Plotting capability vs capacity
When you plot practitioner and organisational scores together, the picture gets richer than either assessment alone can provide. A strong practitioner inside an organisation with low capacity faces a difficult challenge: they know what to build, but they need to focus on making the case for investment, securing mandate, and building the organisational conditions that will let their work stick. A developing practitioner inside an organisation with strong capacity faces a completely different one: the structures and mechanisms are there, the leadership support exists, and the priority is their own professional development to make use of the opportunity in front of them.

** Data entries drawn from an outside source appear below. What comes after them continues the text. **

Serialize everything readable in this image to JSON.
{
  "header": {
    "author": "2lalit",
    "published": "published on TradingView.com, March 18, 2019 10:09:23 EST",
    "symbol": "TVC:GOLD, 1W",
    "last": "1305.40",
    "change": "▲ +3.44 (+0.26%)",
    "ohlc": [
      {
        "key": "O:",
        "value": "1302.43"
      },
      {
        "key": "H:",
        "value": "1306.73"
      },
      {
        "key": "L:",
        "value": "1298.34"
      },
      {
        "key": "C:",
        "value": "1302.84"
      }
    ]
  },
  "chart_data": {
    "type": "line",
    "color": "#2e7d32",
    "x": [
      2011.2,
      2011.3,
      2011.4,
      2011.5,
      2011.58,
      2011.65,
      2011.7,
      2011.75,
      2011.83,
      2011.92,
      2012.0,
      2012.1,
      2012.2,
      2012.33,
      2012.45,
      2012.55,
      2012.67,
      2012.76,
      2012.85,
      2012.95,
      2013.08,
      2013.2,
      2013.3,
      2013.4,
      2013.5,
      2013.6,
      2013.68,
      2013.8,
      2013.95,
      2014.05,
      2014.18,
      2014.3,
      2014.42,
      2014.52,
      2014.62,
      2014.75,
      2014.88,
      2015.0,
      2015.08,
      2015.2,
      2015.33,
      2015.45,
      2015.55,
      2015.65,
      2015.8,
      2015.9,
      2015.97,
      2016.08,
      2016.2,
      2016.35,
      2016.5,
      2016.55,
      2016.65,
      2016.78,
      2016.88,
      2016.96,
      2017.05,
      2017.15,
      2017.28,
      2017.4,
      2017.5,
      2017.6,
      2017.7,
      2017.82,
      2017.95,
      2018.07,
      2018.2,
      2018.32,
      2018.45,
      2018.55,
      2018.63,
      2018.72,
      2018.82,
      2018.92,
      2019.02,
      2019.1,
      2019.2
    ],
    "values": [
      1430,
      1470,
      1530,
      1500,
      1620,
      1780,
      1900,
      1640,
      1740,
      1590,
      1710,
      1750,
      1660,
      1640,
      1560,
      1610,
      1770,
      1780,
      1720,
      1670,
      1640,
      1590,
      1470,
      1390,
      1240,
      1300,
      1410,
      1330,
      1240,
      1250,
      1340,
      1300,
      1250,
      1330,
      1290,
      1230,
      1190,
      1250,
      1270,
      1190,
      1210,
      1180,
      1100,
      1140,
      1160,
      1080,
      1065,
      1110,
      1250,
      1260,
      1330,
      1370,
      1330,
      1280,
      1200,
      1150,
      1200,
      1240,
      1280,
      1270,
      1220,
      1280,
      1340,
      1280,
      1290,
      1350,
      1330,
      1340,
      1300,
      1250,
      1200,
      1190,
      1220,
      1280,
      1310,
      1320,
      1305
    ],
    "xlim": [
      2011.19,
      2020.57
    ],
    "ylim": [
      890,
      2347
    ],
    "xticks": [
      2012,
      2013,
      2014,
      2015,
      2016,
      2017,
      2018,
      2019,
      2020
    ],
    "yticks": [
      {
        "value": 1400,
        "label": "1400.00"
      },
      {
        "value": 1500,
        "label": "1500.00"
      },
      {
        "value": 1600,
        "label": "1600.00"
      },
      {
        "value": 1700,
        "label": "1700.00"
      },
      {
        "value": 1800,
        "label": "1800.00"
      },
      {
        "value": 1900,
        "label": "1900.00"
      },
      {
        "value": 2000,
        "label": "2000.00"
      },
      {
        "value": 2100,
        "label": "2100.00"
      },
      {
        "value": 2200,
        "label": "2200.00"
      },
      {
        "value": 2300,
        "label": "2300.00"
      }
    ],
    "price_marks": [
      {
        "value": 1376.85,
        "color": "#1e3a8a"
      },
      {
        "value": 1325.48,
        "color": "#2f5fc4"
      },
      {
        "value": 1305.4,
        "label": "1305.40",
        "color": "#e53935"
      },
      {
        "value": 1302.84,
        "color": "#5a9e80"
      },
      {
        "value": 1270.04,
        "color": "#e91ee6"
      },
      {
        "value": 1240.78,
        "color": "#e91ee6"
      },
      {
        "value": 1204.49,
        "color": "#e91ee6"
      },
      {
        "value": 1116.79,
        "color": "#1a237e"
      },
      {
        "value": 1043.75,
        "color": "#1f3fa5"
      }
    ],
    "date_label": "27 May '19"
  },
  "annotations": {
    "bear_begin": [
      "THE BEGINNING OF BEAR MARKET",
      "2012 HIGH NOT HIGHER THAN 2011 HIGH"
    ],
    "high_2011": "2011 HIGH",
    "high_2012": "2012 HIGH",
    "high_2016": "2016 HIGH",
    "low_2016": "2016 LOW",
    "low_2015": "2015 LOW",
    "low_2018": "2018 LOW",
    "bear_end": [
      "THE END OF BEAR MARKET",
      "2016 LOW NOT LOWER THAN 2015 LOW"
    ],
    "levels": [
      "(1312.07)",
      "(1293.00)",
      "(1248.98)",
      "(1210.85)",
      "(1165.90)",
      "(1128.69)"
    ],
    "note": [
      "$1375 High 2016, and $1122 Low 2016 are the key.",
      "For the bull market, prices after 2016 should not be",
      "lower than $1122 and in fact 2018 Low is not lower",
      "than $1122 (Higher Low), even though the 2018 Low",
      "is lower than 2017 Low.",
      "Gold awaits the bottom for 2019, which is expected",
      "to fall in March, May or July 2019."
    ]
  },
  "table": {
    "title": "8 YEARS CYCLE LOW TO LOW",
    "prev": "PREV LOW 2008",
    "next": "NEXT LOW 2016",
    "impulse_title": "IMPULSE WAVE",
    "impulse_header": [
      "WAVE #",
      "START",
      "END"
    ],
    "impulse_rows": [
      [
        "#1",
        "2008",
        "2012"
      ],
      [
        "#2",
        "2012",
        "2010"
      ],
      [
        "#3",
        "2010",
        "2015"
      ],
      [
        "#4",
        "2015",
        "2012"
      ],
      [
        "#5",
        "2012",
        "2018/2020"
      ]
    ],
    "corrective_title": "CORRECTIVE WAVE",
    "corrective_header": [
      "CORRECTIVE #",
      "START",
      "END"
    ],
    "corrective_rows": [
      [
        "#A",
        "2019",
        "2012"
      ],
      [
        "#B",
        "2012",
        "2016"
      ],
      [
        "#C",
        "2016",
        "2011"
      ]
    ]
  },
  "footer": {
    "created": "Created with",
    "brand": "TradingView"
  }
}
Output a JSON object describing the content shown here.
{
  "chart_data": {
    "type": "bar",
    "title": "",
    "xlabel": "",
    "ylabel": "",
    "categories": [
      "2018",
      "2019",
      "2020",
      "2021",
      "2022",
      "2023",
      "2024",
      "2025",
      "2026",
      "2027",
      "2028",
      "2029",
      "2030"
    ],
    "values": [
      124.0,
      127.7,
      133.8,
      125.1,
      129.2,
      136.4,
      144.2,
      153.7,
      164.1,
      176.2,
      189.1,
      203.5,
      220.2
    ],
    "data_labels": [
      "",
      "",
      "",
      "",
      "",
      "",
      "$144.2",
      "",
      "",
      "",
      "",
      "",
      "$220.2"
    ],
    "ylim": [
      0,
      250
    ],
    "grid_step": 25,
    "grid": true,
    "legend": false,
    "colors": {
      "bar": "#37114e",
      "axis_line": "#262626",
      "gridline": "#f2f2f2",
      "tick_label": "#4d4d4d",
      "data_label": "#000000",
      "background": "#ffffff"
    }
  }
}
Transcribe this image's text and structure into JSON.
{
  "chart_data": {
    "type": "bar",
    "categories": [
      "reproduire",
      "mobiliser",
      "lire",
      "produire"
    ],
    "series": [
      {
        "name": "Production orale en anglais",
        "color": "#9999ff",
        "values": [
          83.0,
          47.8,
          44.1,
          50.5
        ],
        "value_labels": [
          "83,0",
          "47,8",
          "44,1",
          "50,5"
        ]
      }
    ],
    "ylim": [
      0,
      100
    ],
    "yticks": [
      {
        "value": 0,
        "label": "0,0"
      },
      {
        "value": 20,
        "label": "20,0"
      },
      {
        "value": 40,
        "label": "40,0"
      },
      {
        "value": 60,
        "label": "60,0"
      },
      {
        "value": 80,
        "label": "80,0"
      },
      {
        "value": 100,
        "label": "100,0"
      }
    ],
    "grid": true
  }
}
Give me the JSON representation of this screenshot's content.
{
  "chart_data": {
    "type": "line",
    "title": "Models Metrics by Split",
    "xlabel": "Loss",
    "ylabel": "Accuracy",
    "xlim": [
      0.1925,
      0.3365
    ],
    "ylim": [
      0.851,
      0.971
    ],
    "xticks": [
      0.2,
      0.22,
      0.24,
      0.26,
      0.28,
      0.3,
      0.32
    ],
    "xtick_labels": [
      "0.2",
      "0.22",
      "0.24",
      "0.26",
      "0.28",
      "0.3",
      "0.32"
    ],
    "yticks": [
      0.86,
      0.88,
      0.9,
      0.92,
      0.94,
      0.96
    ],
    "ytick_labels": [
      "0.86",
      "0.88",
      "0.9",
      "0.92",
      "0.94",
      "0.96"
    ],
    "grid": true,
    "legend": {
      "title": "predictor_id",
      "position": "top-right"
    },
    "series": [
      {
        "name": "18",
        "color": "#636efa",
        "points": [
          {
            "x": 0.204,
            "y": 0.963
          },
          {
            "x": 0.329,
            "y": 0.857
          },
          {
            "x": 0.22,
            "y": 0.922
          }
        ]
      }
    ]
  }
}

The most common pattern I expect to see is somewhere in between: practitioners who are strong in some dimensions and weak in others, working inside organisations that have the same uneven profile. When you look at both sets of scores together, you can start asking better questions. Is the organisation's low integration score a structural problem, or is it because the practitioners lack the application skills to build mechanisms? Is the practitioner's low influence score about their own development, or is the organisation's leadership culture making it impossible for anyone to get traction? The dimension scores from both assessments, read side by side, start to untangle those questions.
This is something we spend time on in our Enterprise Coaching work. When we talk with an organisation's governance team, we find that the problems people have been attributing to practitioner capability are actually organisational capacity problems, and vice versa. A practitioner who seems to lack influence might actually be operating in an organisation where the leadership dimension doesn't enable action. An organisation that thinks it has an integration problem might actually have a capability problem: the governance team doesn't have the application skills to design mechanisms that engineering teams will adopt. Getting the diagnosis right matters, because the investment and work needed is completely different. You don't send someone on a training course to fix a leadership problem, and you don't restructure your governance committee to fix a skills gap. The cross-assessment view is what stops you solving the wrong problem.
Start With the Diagnosis
So that's the third article in what I could probably call a series about getting things moving in AI governance. The first made the case that the biggest risk is waiting too long to start. The second walked through how to build governance that actually works, while building AI itself. And this one has been about figuring out where you stand so you know what to do next.
If you've been reading along and thinking about how to get started, the assessment is the concrete first step. Both assessments are available free at assess.aicareer.pro. It takes about fifteen minutes. You get your results emailed with tailored recommendations and a plot of where you stand relative to peer practitioners and organisations.
I encourage you to take it honestly - it's only useful as a diagnostic if you do. Look at the dimension scores, not just the total. Identify the gaps. And I'd recommend retaking it every six months. Your AI portfolio evolves. Regulations change. People join and leave. What needed investment six months ago might be strong now, and what was strong might be slipping.
The assessments give you some starting coordinates and some possible next steps. What you do with them is the real work.
But at least you'll know you're not wearing the juice.